Yes, it is a free bar, but there are limits, it’s not the time to start doing tequila slammers as ultimately someone will still be picking up the tab. Plus we all know the old adage; “One tequila, two tequila, three tequila four, five tequila, six tequila, seven tequila floor!”

Make A Splash

It’s her day, the one day a girl can truly think “me, me, me, me” and be in the right. It simply isn’t the time or place to announce your own engagement/pregnancy/divorce/new job. That includes the hen party. Even if you have just started dating Ryan Gosling, now isn’t the time or the place to share the news

Miss Messy

If you’re a bridesmaid sharing the bridal suite as you all get prepared, be tidy! Some of us girls can be a bit of a nightmare when getting ready, make-up, shoes, bags, robes can end up everywhere. The bride doesn’t want to dodge an obstacle course to avoid a twisted ankle or mascara on her train. Just like the tequila at the hen do, keep it neat.


Wedding Makeup Artists


Drunken Doughnuts

Ok, having one too many, it’s not uncommon and perhaps a wedding is the one place to let your hair down. However, drinking so much you end up twerking the cute waiter into a corner tight corner before pole dancing in front of the younger guests is not nice for anyone. Especially the poor waiter.

Dress Decisions

If the bridesmaid dress you’re being forced to wear simply isn’t your colour or is just plain hideous than sadly it’s tough. It’s not about how you look on the day, this is about her wedding photos and the wedding she wants to create so you’ve got to be a big girl and get on with it (unless she says “gingham hipster style” in which case call the fashion police immediately!).

Line of Fire

Wedding photographers have been hired, you don’t need to keep leaping up and capturing every moment on your iPhone, all you’re doing is bombing the photographer and getting in his line of fire.

Sit Down!

The seating plan can be one of the most difficult and potentially combustible wedding issues.
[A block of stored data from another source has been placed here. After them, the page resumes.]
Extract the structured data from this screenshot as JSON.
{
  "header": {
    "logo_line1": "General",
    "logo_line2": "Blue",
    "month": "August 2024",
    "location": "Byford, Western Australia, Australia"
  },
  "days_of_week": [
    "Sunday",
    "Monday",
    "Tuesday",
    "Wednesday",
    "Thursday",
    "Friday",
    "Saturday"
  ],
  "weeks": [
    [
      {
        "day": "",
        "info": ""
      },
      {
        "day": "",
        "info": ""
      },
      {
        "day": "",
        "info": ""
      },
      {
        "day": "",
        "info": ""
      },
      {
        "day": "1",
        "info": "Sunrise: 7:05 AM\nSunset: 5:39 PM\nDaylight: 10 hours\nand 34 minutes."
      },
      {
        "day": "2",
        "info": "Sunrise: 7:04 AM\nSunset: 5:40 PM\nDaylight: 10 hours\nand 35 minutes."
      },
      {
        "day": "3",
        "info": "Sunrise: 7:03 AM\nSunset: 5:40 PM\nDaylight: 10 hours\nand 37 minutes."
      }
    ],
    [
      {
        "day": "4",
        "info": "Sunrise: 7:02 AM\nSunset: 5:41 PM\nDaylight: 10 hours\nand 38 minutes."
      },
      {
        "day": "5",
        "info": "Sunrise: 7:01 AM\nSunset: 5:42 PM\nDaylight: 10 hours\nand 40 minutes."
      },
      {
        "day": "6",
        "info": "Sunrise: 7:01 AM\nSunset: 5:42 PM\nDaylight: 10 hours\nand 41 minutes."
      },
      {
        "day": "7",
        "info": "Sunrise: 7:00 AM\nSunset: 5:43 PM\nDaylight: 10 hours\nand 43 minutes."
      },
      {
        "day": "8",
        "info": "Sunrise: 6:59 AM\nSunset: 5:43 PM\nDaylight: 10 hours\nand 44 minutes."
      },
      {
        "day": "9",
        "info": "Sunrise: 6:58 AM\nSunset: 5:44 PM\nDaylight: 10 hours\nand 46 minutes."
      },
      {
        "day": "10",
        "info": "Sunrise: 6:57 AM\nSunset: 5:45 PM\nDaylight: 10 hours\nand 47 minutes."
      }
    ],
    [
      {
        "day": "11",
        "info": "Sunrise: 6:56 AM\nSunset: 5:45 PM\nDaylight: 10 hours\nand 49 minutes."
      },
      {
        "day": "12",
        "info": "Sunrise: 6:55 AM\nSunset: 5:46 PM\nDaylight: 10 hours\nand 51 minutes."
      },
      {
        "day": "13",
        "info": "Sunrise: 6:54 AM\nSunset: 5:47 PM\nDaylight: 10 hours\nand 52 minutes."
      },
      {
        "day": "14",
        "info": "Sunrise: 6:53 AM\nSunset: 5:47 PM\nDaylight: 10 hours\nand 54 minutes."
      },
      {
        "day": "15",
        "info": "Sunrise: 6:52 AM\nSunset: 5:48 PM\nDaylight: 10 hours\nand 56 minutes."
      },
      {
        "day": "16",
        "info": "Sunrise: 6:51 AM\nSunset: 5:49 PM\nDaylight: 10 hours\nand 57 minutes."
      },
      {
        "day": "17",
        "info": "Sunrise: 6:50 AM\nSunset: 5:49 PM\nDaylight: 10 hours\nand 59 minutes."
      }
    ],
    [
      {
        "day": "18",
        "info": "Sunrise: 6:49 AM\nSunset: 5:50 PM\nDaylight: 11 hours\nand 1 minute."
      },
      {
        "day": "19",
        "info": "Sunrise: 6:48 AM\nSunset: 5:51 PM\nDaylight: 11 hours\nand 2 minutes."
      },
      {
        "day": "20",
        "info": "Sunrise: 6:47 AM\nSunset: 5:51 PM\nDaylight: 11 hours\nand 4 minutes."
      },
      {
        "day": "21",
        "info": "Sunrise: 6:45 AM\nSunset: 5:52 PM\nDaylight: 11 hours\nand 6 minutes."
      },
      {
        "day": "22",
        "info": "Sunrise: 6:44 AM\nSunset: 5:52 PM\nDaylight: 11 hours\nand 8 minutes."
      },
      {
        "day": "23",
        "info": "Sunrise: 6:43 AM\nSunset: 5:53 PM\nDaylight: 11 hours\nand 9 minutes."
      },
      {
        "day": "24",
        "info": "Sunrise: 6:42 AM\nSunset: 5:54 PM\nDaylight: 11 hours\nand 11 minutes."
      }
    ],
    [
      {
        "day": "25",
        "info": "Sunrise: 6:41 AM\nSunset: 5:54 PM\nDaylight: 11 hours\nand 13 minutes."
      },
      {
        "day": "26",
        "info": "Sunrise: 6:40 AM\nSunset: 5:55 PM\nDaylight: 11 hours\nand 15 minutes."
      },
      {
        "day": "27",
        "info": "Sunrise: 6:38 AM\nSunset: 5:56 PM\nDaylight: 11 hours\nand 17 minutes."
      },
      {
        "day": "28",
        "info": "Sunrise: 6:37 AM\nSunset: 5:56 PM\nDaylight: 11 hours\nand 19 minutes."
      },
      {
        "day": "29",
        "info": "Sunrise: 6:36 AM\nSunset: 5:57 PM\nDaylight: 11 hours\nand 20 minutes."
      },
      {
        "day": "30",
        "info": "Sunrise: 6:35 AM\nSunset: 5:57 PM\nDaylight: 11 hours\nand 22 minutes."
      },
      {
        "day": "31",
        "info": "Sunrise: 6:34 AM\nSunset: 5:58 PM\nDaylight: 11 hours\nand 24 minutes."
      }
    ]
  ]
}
If you’re not sitting with everyone you’d prefer the chances are the happy couple are using you sane few to help split up feuding family members. Don’t make things harder by asking the bride to make changes.

Hint Hint

You’ve realised one plan of the wedding isn’t to your liking (one of the above?) but of course wouldn’t dream of complaining. Instead you’re going to drop what you think is a subtle hint, which is just so much worse. It’s underhand and will not go unnoticed by the bride who after 6 months of planning is barely holding it together but will drop everything to go and make a voodoo doll of you. Don’t say we didn’t warn you.